SecondLife rolls out Mono-powered servers. Most of the work on this was done in Linden Lab’s Brighton UK office. If you’re interested in Mono and want to live in Brighton, they’re hiring!

# 9:45 am / secondlife, mono, lindenlab, migueldeicaza, jimpurbrick

querySelectorAll in Firefox 3.1. John Resig benchmarks the various JavaScript libraries’ support for querySelelectorAll, and finds an impressive 2-6x performance improvement over native DOM traversal. It’s worth clicking through to John’s experimental plugin for adding support to jQuery, which does a clever trick using __proto__ to convert the collection returned by querySelectorAll in to a jQuery object in browsers that support it.

# 9:50 am / jquery, proto, john-resig, javascript, queryselectorall, selectors, firefox

Unfortunately, we're not cool enough to run on your OS yet. We really wish we had a version of Photosynth that worked cross platform, but for now it only runs on Windows.

Install Photosynth page

# 10:07 am / copywriting, microsoft, photosynth, windows

Amazon Elastic Block Store (EBS). EC2 just got a whole lot more useful—you can now create “block level storage volumes” (think virtual hard drives) and mount them to an EC2 instance for real persistent storage—but because they’re virtual you can clone them, snapshot them and benefit from automatic replication.

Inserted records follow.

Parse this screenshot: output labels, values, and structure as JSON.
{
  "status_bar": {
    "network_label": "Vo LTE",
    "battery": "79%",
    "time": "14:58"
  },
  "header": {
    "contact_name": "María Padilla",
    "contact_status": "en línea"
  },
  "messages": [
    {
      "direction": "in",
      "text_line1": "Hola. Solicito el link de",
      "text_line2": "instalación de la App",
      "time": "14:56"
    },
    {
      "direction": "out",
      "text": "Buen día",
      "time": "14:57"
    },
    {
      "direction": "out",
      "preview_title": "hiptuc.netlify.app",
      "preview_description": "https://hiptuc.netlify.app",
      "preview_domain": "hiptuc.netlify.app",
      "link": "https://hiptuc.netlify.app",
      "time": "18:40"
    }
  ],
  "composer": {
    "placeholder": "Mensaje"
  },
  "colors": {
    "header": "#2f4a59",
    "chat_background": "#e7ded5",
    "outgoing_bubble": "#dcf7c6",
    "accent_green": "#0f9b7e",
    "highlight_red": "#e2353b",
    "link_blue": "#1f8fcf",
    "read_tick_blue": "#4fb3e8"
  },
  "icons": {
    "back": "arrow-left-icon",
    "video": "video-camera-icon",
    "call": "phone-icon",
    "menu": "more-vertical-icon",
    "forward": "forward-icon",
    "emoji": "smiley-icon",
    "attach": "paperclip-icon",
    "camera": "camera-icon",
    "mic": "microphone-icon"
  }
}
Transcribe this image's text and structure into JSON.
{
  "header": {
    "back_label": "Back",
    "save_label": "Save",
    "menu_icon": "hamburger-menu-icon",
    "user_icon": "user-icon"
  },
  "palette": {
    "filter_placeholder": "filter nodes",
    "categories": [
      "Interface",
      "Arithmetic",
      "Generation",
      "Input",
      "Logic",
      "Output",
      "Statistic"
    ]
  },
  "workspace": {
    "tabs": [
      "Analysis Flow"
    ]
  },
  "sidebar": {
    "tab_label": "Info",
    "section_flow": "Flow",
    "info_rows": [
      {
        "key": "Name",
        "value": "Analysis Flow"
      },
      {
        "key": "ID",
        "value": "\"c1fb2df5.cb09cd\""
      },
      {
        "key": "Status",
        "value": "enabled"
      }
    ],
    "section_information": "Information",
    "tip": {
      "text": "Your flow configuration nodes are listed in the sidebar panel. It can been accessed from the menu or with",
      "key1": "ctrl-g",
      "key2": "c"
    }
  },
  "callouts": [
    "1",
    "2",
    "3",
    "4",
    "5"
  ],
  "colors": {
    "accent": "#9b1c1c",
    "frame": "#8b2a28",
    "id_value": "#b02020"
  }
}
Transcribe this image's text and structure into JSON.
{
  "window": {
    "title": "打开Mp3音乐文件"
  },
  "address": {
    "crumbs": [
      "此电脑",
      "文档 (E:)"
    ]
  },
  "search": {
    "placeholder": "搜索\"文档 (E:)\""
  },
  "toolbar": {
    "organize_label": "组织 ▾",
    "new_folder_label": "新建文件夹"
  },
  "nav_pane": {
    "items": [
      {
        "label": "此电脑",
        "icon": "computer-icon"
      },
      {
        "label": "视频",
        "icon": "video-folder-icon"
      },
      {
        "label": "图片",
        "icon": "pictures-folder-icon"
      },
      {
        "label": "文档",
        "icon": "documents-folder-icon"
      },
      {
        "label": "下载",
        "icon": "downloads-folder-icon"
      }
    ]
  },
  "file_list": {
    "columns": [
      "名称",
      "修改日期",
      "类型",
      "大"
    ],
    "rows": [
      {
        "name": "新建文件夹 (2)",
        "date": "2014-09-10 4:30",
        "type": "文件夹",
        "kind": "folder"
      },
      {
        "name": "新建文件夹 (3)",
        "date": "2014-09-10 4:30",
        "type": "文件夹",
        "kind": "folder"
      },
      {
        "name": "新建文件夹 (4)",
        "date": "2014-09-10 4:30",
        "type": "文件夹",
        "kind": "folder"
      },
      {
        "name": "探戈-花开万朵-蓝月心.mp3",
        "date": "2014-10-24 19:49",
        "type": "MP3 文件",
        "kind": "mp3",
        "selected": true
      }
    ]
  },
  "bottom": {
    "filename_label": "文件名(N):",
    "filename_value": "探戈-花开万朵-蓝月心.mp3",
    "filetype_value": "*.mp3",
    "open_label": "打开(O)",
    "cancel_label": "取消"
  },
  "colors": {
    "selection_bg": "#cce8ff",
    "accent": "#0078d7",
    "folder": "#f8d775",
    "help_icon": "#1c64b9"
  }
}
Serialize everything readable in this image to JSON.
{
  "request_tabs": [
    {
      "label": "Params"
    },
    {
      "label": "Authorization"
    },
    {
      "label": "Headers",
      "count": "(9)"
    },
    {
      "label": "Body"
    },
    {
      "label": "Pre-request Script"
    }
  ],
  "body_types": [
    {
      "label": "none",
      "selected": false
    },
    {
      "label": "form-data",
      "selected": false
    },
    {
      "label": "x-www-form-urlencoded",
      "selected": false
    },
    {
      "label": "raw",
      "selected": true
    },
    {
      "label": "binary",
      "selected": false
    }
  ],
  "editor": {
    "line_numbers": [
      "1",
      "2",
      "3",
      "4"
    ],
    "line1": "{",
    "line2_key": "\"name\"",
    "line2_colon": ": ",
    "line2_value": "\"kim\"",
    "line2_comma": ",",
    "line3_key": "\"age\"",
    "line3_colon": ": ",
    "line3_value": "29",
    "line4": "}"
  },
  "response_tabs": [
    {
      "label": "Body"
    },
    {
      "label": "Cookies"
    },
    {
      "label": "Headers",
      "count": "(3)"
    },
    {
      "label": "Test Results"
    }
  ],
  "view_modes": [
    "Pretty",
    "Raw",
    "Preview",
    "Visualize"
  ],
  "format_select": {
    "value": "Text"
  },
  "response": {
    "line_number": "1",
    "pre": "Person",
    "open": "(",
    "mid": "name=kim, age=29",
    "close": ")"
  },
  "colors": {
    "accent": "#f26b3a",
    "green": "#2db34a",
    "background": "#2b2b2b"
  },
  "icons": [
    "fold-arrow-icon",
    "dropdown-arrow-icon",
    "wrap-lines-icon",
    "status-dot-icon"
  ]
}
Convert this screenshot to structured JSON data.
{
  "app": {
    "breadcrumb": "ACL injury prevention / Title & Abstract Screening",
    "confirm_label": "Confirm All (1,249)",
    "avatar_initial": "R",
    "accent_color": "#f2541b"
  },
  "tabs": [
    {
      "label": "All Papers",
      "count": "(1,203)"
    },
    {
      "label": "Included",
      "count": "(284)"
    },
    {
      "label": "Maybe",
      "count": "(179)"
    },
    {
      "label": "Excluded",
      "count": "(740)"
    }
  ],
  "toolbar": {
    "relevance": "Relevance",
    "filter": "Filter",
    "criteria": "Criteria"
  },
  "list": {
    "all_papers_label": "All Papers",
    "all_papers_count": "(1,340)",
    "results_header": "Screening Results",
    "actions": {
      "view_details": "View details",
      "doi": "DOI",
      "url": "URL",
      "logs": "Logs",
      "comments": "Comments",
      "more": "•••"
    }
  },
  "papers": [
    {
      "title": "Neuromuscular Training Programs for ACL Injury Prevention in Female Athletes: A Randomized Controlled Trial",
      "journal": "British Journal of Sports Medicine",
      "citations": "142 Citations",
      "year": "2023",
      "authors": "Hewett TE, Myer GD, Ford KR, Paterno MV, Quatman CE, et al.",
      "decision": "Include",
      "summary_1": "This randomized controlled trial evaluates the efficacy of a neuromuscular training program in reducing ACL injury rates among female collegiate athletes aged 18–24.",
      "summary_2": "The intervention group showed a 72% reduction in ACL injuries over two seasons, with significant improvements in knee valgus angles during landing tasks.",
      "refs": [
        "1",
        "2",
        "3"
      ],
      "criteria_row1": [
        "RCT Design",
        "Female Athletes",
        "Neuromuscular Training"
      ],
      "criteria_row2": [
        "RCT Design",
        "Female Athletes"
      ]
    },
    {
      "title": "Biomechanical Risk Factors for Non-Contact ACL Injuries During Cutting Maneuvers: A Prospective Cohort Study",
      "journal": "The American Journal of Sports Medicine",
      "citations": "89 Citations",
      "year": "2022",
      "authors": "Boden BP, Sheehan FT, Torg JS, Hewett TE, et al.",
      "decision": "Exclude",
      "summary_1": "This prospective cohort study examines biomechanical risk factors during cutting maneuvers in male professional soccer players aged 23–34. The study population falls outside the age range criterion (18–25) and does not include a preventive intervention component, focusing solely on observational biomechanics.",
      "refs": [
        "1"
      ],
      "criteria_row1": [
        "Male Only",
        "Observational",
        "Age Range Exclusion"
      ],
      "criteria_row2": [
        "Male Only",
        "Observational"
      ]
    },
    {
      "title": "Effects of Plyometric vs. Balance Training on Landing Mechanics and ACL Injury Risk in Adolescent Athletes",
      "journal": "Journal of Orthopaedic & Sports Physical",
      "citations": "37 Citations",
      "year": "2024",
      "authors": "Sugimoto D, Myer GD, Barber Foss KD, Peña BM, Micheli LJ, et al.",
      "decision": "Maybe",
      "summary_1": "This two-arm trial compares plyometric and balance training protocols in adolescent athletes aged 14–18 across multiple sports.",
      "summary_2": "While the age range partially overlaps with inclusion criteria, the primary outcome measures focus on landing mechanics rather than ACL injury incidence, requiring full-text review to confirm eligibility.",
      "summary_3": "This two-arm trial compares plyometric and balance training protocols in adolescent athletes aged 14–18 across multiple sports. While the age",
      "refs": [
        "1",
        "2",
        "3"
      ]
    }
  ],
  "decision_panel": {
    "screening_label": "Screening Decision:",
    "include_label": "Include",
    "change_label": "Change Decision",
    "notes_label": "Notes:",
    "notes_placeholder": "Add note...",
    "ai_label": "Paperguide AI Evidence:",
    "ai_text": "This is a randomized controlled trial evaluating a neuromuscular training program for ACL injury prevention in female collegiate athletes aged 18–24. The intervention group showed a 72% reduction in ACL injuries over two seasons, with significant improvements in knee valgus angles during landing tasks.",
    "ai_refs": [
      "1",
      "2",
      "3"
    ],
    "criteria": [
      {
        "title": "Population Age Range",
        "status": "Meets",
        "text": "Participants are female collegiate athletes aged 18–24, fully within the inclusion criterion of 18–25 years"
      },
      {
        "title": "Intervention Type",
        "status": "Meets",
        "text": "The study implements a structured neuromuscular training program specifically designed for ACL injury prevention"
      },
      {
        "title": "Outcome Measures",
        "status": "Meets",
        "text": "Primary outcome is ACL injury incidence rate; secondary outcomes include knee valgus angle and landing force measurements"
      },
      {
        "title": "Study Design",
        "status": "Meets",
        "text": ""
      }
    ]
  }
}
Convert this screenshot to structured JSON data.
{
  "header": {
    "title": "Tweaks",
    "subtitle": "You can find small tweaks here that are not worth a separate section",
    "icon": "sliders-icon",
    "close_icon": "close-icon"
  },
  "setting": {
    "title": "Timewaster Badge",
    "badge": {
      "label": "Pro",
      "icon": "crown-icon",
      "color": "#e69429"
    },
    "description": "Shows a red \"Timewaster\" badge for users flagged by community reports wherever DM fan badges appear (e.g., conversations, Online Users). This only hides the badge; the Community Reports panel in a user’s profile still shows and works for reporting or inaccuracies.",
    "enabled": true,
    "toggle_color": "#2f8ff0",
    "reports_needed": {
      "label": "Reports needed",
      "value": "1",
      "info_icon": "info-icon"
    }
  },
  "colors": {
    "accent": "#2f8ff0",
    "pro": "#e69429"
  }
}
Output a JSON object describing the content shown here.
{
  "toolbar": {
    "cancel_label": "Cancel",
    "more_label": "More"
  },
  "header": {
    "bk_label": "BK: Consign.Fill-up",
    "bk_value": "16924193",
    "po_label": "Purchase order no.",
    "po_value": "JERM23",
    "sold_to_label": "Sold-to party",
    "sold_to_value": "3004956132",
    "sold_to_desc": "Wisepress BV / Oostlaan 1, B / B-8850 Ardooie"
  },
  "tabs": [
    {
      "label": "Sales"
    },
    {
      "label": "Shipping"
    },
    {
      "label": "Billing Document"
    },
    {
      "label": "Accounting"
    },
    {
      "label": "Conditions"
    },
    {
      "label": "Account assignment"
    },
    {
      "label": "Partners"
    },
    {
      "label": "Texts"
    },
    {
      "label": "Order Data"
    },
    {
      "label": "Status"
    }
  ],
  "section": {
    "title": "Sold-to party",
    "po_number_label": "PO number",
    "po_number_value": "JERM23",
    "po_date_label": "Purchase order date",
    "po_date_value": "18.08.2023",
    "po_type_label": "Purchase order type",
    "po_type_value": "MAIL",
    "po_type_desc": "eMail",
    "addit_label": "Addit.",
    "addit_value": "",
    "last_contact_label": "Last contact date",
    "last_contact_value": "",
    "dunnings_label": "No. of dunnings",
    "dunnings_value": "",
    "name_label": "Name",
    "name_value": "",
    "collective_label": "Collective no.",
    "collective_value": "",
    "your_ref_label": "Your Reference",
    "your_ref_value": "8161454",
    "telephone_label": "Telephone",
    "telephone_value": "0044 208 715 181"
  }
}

# 10:15 am / amazon, ec2, ebs

Package Management Sudoku. “A package management system that can solve Sudoku based on package dependency rules is not something that I think would be useful or worth having”—like a red flag to a bull.

# 7:09 pm / sudoku, debian, funny, apt

Persistent Django on Amazon EC2 and EBS—the easy way. Useful tutorial on getting Django up and running on EC2 with EBS for a persistent PostgreSQL database.

# 9:32 pm / aws, ec2, amazon, ebs, django, python, postgresql

django-timezones. Models, form fields and a template filter for dealing with timezones in Django.